ROANOKE TIMES

                         Roanoke Times
                 Copyright (c) 1995, Landmark Communications, Inc.

DATE: SUNDAY, July 29, 1990                   TAG: 9007270045
SECTION: EXTRA                    PAGE: E-4   EDITION: METRO 
SOURCE: WOODY HOCHSWENDER
DATELINE: NEW YORK                                LENGTH: Medium


LANDLUBBER JEANS, A 1960S BRAND OF HIP-HUGGING

Landlubber jeans, a 1960s brand of hip-hugging bell bottoms in which your bellybutton and everything else stuck out, making you look and feel incredibly groovy, are being reintroduced into department stores.

This portentous development parallels a revival of '60s styles of all kinds, providing proof of the cyclical nature of fashion and questionable taste.

"No one wants to believe it, because the look, the way we remember it, was so hideous," said Marshall Bank, a licensing agent who helped arrange the revival of the Landlubber label. "If you put on a pair," he added, referring to the original style, "you may want to kill it."

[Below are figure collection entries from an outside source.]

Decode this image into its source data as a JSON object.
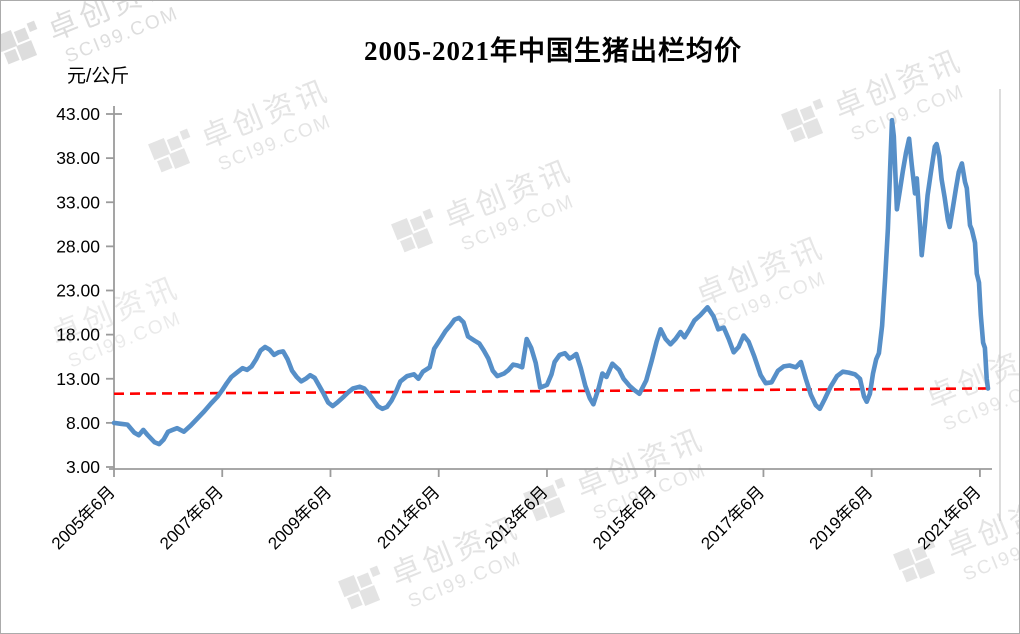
{
  "chart_data": {
    "type": "line",
    "title": "2005-2021年中国生猪出栏均价",
    "unit_label": "元/公斤",
    "legend_position": "none",
    "grid": false,
    "y_axis": {
      "min": 3,
      "max": 43,
      "step": 5,
      "tick_labels": [
        "43.00",
        "38.00",
        "33.00",
        "28.00",
        "23.00",
        "18.00",
        "13.00",
        "8.00",
        "3.00"
      ],
      "tick_values": [
        43,
        38,
        33,
        28,
        23,
        18,
        13,
        8,
        3
      ]
    },
    "x_axis": {
      "tick_labels": [
        "2005年6月",
        "2007年6月",
        "2009年6月",
        "2011年6月",
        "2013年6月",
        "2015年6月",
        "2017年6月",
        "2019年6月",
        "2021年6月"
      ],
      "tick_month_offsets": [
        0,
        24,
        48,
        72,
        96,
        120,
        144,
        168,
        192
      ],
      "unit": "months since 2005-06",
      "label_rotation_deg": -45
    },
    "series": [
      {
        "name": "生猪出栏均价",
        "color": "#568FC8",
        "points": [
          [
            0,
            8.0
          ],
          [
            1.5,
            7.9
          ],
          [
            3,
            7.8
          ],
          [
            4.5,
            6.9
          ],
          [
            5.5,
            6.6
          ],
          [
            6.5,
            7.2
          ],
          [
            7.5,
            6.6
          ],
          [
            9,
            5.8
          ],
          [
            10,
            5.6
          ],
          [
            11,
            6.1
          ],
          [
            12,
            7.0
          ],
          [
            13,
            7.2
          ],
          [
            14,
            7.4
          ],
          [
            15.5,
            7.0
          ],
          [
            17,
            7.7
          ],
          [
            18.5,
            8.5
          ],
          [
            20,
            9.3
          ],
          [
            21.5,
            10.2
          ],
          [
            23,
            11.0
          ],
          [
            24,
            11.7
          ],
          [
            25,
            12.5
          ],
          [
            26,
            13.2
          ],
          [
            27.5,
            13.8
          ],
          [
            28.5,
            14.2
          ],
          [
            29.5,
            14.0
          ],
          [
            30.5,
            14.4
          ],
          [
            31.5,
            15.2
          ],
          [
            32.5,
            16.2
          ],
          [
            33.5,
            16.6
          ],
          [
            34.5,
            16.3
          ],
          [
            35.5,
            15.7
          ],
          [
            36.5,
            16.0
          ],
          [
            37.5,
            16.1
          ],
          [
            38.5,
            15.2
          ],
          [
            39.5,
            13.9
          ],
          [
            40.5,
            13.2
          ],
          [
            41.5,
            12.7
          ],
          [
            42.5,
            13.0
          ],
          [
            43.5,
            13.4
          ],
          [
            44.5,
            13.1
          ],
          [
            45.5,
            12.2
          ],
          [
            46.5,
            11.3
          ],
          [
            47.5,
            10.3
          ],
          [
            48.5,
            9.9
          ],
          [
            49.5,
            10.3
          ],
          [
            51,
            11.0
          ],
          [
            52,
            11.5
          ],
          [
            53,
            11.9
          ],
          [
            54.5,
            12.1
          ],
          [
            55.5,
            11.9
          ],
          [
            56.5,
            11.3
          ],
          [
            57.5,
            10.6
          ],
          [
            58.5,
            9.9
          ],
          [
            59.5,
            9.6
          ],
          [
            60.5,
            9.8
          ],
          [
            61.5,
            10.5
          ],
          [
            62.5,
            11.5
          ],
          [
            63.5,
            12.7
          ],
          [
            65,
            13.3
          ],
          [
            66.5,
            13.5
          ],
          [
            67.5,
            13.0
          ],
          [
            68.5,
            13.8
          ],
          [
            70,
            14.3
          ],
          [
            71,
            16.4
          ],
          [
            72.5,
            17.6
          ],
          [
            73.5,
            18.4
          ],
          [
            74.5,
            19.0
          ],
          [
            75.5,
            19.7
          ],
          [
            76.5,
            19.9
          ],
          [
            77.5,
            19.4
          ],
          [
            78.5,
            17.8
          ],
          [
            80,
            17.3
          ],
          [
            81,
            17.0
          ],
          [
            82,
            16.2
          ],
          [
            83,
            15.3
          ],
          [
            84,
            13.9
          ],
          [
            85,
            13.3
          ],
          [
            86.5,
            13.6
          ],
          [
            87.5,
            14.0
          ],
          [
            88.5,
            14.6
          ],
          [
            89.5,
            14.5
          ],
          [
            90.5,
            14.3
          ],
          [
            91.5,
            17.5
          ],
          [
            92.5,
            16.5
          ],
          [
            93.5,
            14.8
          ],
          [
            94.5,
            12.0
          ],
          [
            96,
            12.3
          ],
          [
            97,
            13.5
          ],
          [
            97.7,
            14.9
          ],
          [
            98.8,
            15.7
          ],
          [
            100,
            15.9
          ],
          [
            101,
            15.3
          ],
          [
            101.7,
            15.5
          ],
          [
            102.5,
            15.8
          ],
          [
            103.5,
            14.2
          ],
          [
            104.5,
            12.2
          ],
          [
            105.5,
            10.8
          ],
          [
            106.3,
            10.1
          ],
          [
            107.5,
            12.0
          ],
          [
            108.3,
            13.6
          ],
          [
            109.2,
            13.2
          ],
          [
            110.5,
            14.7
          ],
          [
            112,
            14.0
          ],
          [
            113,
            13.0
          ],
          [
            114.3,
            12.2
          ],
          [
            115.4,
            11.7
          ],
          [
            116.5,
            11.3
          ],
          [
            118,
            12.8
          ],
          [
            119.2,
            15.0
          ],
          [
            120.3,
            17.2
          ],
          [
            121.2,
            18.6
          ],
          [
            122.3,
            17.5
          ],
          [
            123.4,
            16.9
          ],
          [
            124.5,
            17.5
          ],
          [
            125.6,
            18.3
          ],
          [
            126.5,
            17.7
          ],
          [
            127.6,
            18.6
          ],
          [
            128.7,
            19.6
          ],
          [
            130,
            20.2
          ],
          [
            131.6,
            21.1
          ],
          [
            132.9,
            20.1
          ],
          [
            134,
            18.6
          ],
          [
            135.2,
            18.8
          ],
          [
            136.3,
            17.5
          ],
          [
            137.4,
            16.0
          ],
          [
            138.5,
            16.6
          ],
          [
            139.6,
            17.9
          ],
          [
            140.7,
            17.2
          ],
          [
            142,
            15.5
          ],
          [
            143.4,
            13.4
          ],
          [
            144.5,
            12.5
          ],
          [
            145.8,
            12.6
          ],
          [
            147.2,
            13.9
          ],
          [
            148.5,
            14.4
          ],
          [
            149.8,
            14.5
          ],
          [
            151.2,
            14.3
          ],
          [
            152.3,
            14.9
          ],
          [
            153.4,
            13.0
          ],
          [
            154.5,
            11.2
          ],
          [
            155.6,
            10.0
          ],
          [
            156.5,
            9.6
          ],
          [
            157.6,
            10.7
          ],
          [
            158.9,
            12.1
          ],
          [
            160.3,
            13.3
          ],
          [
            161.6,
            13.8
          ],
          [
            162.9,
            13.7
          ],
          [
            164.3,
            13.5
          ],
          [
            165.4,
            13.0
          ],
          [
            166.3,
            11.0
          ],
          [
            166.9,
            10.4
          ],
          [
            167.6,
            11.3
          ],
          [
            168.3,
            13.6
          ],
          [
            169,
            15.2
          ],
          [
            169.6,
            15.9
          ],
          [
            170.3,
            19.0
          ],
          [
            171,
            24.5
          ],
          [
            171.6,
            30.0
          ],
          [
            172.1,
            37.0
          ],
          [
            172.5,
            42.3
          ],
          [
            172.9,
            40.5
          ],
          [
            173.6,
            32.2
          ],
          [
            174.3,
            34.5
          ],
          [
            174.9,
            36.5
          ],
          [
            175.6,
            38.6
          ],
          [
            176.3,
            40.2
          ],
          [
            176.9,
            37.2
          ],
          [
            177.6,
            34.0
          ],
          [
            178,
            35.7
          ],
          [
            178.7,
            30.5
          ],
          [
            179.1,
            27.0
          ],
          [
            179.8,
            30.4
          ],
          [
            180.4,
            33.8
          ],
          [
            181.1,
            36.3
          ],
          [
            182,
            39.3
          ],
          [
            182.4,
            39.6
          ],
          [
            183,
            38.2
          ],
          [
            183.5,
            35.6
          ],
          [
            184.2,
            33.5
          ],
          [
            184.9,
            31.0
          ],
          [
            185.3,
            30.2
          ],
          [
            186,
            32.4
          ],
          [
            186.7,
            34.6
          ],
          [
            187.3,
            36.4
          ],
          [
            188,
            37.4
          ],
          [
            188.7,
            35.3
          ],
          [
            189.1,
            34.6
          ],
          [
            189.8,
            30.4
          ],
          [
            190.2,
            29.9
          ],
          [
            190.9,
            28.4
          ],
          [
            191.3,
            24.9
          ],
          [
            191.8,
            23.9
          ],
          [
            192.2,
            20.2
          ],
          [
            192.7,
            17.1
          ],
          [
            193.1,
            16.5
          ],
          [
            193.5,
            13.0
          ],
          [
            193.8,
            11.9
          ]
        ]
      }
    ],
    "reference_line": {
      "style": "dashed",
      "color": "#FF0000",
      "start_value": 11.3,
      "end_value": 11.9,
      "description": "red dashed reference/trend line"
    },
    "watermark": {
      "line1": "卓创资讯",
      "line2": "SCI99.COM"
    },
    "colors": {
      "line": "#568FC8",
      "reference": "#FF0000",
      "axis": "#9b9b9b",
      "text": "#000000"
    }
  }
}
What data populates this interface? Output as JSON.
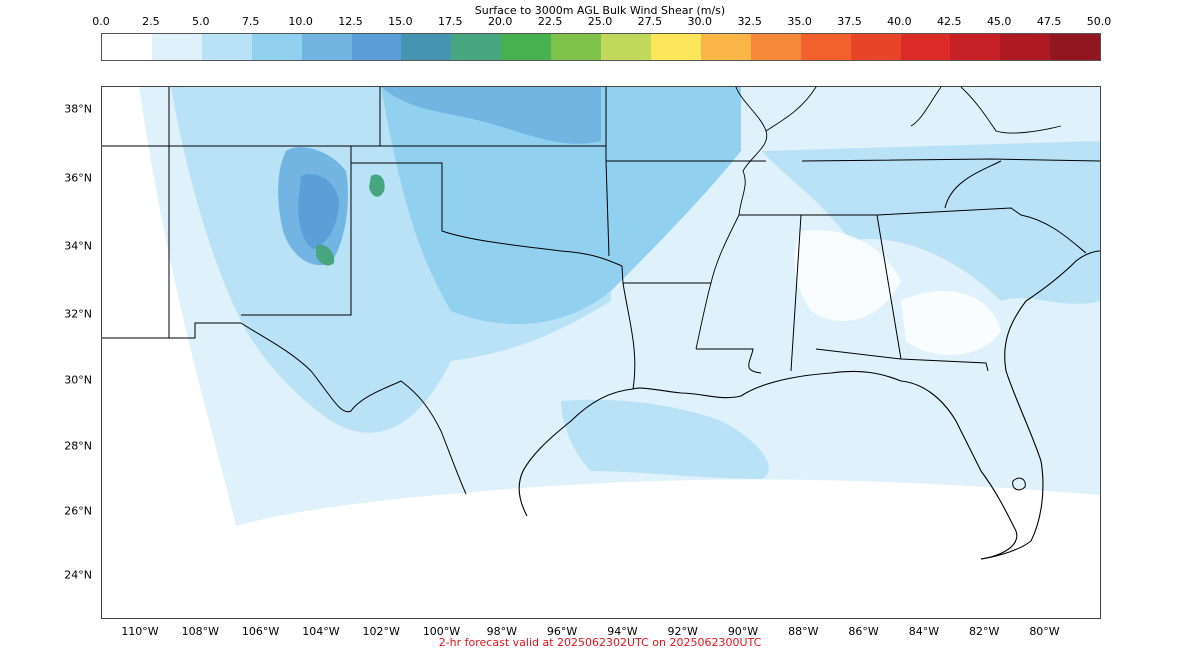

But there's no need to get violent. Aging rock stars and middle-aged flower children are not the market for this revival. Besides, most people from that era now wear a 38 waist (on a good day). The new Landlubber jeans are meant for a generation that has never worn bell bottoms, let alone seen Jimi Hendrix play the national anthem with his teeth.

Young rock stars like the Stone Roses, Taylor Dayne, and Lenny Kravitz have set things in motion by wearing bell bottoms on MTV. The actress Lisa Bonet wore a pair of striped bell bottoms on "The Cosby Show" last season.

"There are kids taking their parents' bell bottoms and wearing them," Bank said. "That's the only place they can get them."

At its peak in the mid-1970s, Landlubber had retail sales of about $100 million. Since 1979, however, no Landlubber products have been made in this country, although some have been manufactured overseas.

Throughout the 1980s, business was dormant, as Landlubber and other manufacturers sang the "Bell-Bottom Blues." (Legend has it that Eric Clapton composed that song after being unable to find a pair of Landlubber jeans in his size at a Florida clothing store.) America had become a Levi's 501 (straight leg) and Guess (modified peg leg) kind of place.

The new Landlubbers are manufactured by Old Boy Network in Greensboro, N.C., under a license agreement from Hoffman Apparel, which owns the rights to the Landlubber name.

Landlubbers, which were originally distributed to Army-Navy retail stores in unisex sizes, have been redesigned. They are no longer as low-rise and as hip-hugging. They are also not as wide at the bottom or the knee; none of that "elephant bell" look that represented the last evolution of the bell bottom in the late 1970s. Some styles even have pleated fronts.

Landlubbers' modified bell bottoms for the '90s will be sold at Macy's, Canal Jeans, Trash & Vaudeville and Bloomingdale's (which also had a bell-bottom bodysuit by Tapemeasure in its Lexington Avenue windows recently). The jeans also will be available at Belk stores in Raleigh, N.C., this fall, and may be sold at other Belk-owned stores in Virginia and the Carolinas, said Caren Weiss of Landlubber.

The original Landlubbers cost $7 to $10 in 1964. Today, at about $42, they are just another one of those things you never should have thrown out.

Staff writer Tracie Fellers contributed information to this story.